Pulling his hoodie tighter, thrusting his hands in his pockets, he keeps moving, his head down. Avoiding eye contact with the oncoming group, he recognizes the Governor, who walks out in front of three strangers like a tour guide, his chest all puffed up with pride. Bruce and Gabe bring up the rear with assault rifles cradled and ready.
“—Guard station about a mile away—completely abandoned,” the Governor is saying to the strangers. Austin has never seen these people before. The Governor is treating them like VIPs. “All kinda supplies left inside,” the Governor is saying. “Been making good use of it. Night-vision goggles, sniper rifles, ammo, you seen it in action. This place wouldn’t be shit without it.”
As Austin passes on the opposite sidewalk, he gets a better glimpse of the newcomers.
The two men and one woman look battle-scarred, somber, and maybe even a little nervous. Of the two men—each of whom is clad in riot gear—the older one looks tougher, meaner, more cunning. Sandy-haired, with a grizzle of a beard, the older man walks alongside the Governor, and Austin hears him say, “You sound lucky. Where is it you’re taking us? We’re walking toward the light. What is that? A baseball game?”
Before they vanish around the corner, Austin glances over
his shoulder and gets a better look at the other two strangers. The younger man wears a riot helmet and looks maybe Asian, his age hard to tell at this distance and in this light.
The woman is far more interesting to look at. Her lean, sculpted face barely visible within the shadow of her hooded garment, she looks to Austin to be in her mid-thirties, African American, and exotically beautiful.
Just for an instant, Austin has a bad feeling about these people.
“Well, stranger,” he hears the Governor saying, as they pass out of view, “it looks like we’re not the only ones lucky around here. You showed up on the perfect night.
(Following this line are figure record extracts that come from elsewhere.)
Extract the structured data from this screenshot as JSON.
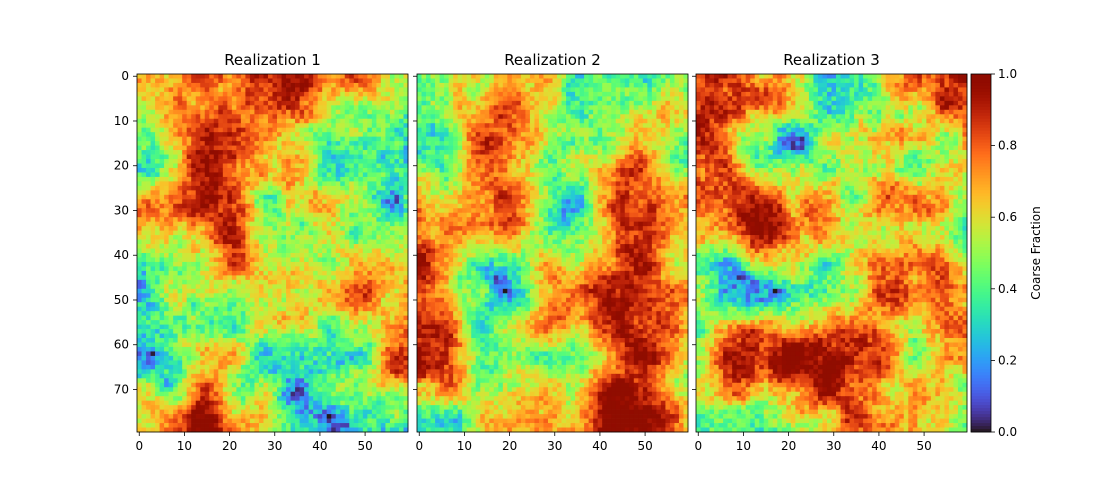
{
  "chart_data": [
    {
      "type": "heatmap",
      "title": "Realization 1",
      "rows": 80,
      "cols": 60,
      "xticks": [
        0,
        10,
        20,
        30,
        40,
        50
      ],
      "yticks": [
        0,
        10,
        20,
        30,
        40,
        50,
        60,
        70
      ],
      "value_range": [
        0,
        1
      ],
      "seed": 1
    },
    {
      "type": "heatmap",
      "title": "Realization 2",
      "rows": 80,
      "cols": 60,
      "xticks": [
        0,
        10,
        20,
        30,
        40,
        50
      ],
      "yticks": [
        0,
        10,
        20,
        30,
        40,
        50,
        60,
        70
      ],
      "value_range": [
        0,
        1
      ],
      "seed": 2
    },
    {
      "type": "heatmap",
      "title": "Realization 3",
      "rows": 80,
      "cols": 60,
      "xticks": [
        0,
        10,
        20,
        30,
        40,
        50
      ],
      "yticks": [
        0,
        10,
        20,
        30,
        40,
        50,
        60,
        70
      ],
      "value_range": [
        0,
        1
      ],
      "seed": 3
    }
  ],
  "colorbar": {
    "label": "Coarse Fraction",
    "ticks": [
      "0.0",
      "0.2",
      "0.4",
      "0.6",
      "0.8",
      "1.0"
    ],
    "colormap": "turbo"
  }
}
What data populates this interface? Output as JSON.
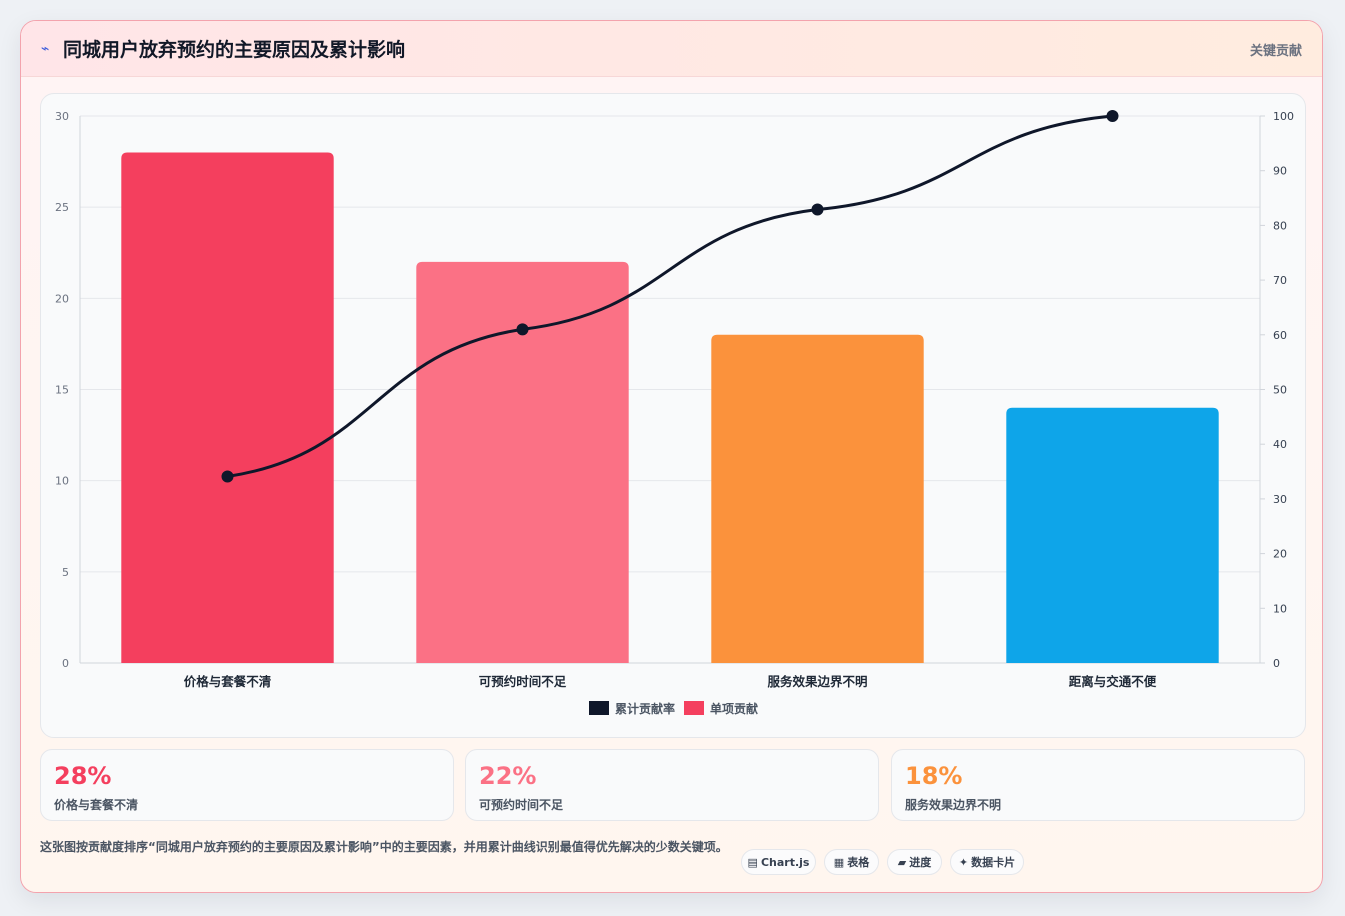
{
  "header": {
    "icon": "chart-wave-icon",
    "icon_glyph": "⌁",
    "title": "同城用户放弃预约的主要原因及累计影响",
    "tag": "关键贡献"
  },
  "chart_data": {
    "type": "bar",
    "categories": [
      "价格与套餐不清",
      "可预约时间不足",
      "服务效果边界不明",
      "距离与交通不便"
    ],
    "series": [
      {
        "name": "单项贡献",
        "type": "bar",
        "values": [
          28,
          22,
          18,
          14
        ],
        "colors": [
          "#f43f5e",
          "#fb7185",
          "#fb923c",
          "#0ea5e9"
        ],
        "axis": "left"
      },
      {
        "name": "累计贡献率",
        "type": "line",
        "values": [
          34.1,
          61,
          82.9,
          100
        ],
        "color": "#0f172a",
        "axis": "right"
      }
    ],
    "ylim": [
      0,
      30
    ],
    "y_ticks": [
      0,
      5,
      10,
      15,
      20,
      25,
      30
    ],
    "y2lim": [
      0,
      100
    ],
    "y2_ticks": [
      0,
      10,
      20,
      30,
      40,
      50,
      60,
      70,
      80,
      90,
      100
    ],
    "grid": true,
    "legend": [
      {
        "label": "累计贡献率",
        "color": "#0f172a"
      },
      {
        "label": "单项贡献",
        "color": "#f43f5e"
      }
    ],
    "legend_position": "bottom"
  },
  "stats": [
    {
      "value": "28%",
      "label": "价格与套餐不清",
      "color": "#f43f5e"
    },
    {
      "value": "22%",
      "label": "可预约时间不足",
      "color": "#fb7185"
    },
    {
      "value": "18%",
      "label": "服务效果边界不明",
      "color": "#fb923c"
    }
  ],
  "footer": {
    "description": "这张图按贡献度排序“同城用户放弃预约的主要原因及累计影响”中的主要因素，并用累计曲线识别最值得优先解决的少数关键项。",
    "chips": [
      {
        "icon": "▤",
        "label": "Chart.js"
      },
      {
        "icon": "▦",
        "label": "表格"
      },
      {
        "icon": "▰",
        "label": "进度"
      },
      {
        "icon": "✦",
        "label": "数据卡片"
      }
    ]
  }
}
There’s a fight tonight.…”
The wind and the shadows drown the rest of the conversation as the group rounds the corner. Austin lets out a sigh, shakes off the inexplicable feeling of dread, and continues on toward Lilly’s place.
A minute later, he finds himself standing in front of Lilly’s building. The wind has picked up, and litter swirls across the threshold. Austin pauses, lowers his hood, brushes a strand of curly hair from his eyes, and silently rehearses what he wants to say.
He goes up to her door and takes a deep breath.
* * *
Lilly sits by her window in a cast-off armchair, a candle flickering on a side table next to her, a paperback cookbook open to the chapter on great Southern side dishes, when the sound of knocking interrupts her reverie.
She had been thinking about Josh Hamilton, and all the great meals he would have prepared had he survived, and the mixture of sorrow and regret drove away Lilly’s hunger for something better than canned meat and instant rice. She had also been thinking a lot that night about the Governor.
Lately, Lilly’s fear of the man has been morphing into something else. She can’t get the memory out of her head of the Governor sentencing Josh’s killer—the town butcher—to a horrible death at the hands of hungry walkers. With a combination of shame and satisfaction, Lilly keeps reliving the act of vengeance in her darkest thoughts. The man got what he deserved. And perhaps—just perhaps—the Governor is the only redress they have to these kinds of injustices. An eye for an eye.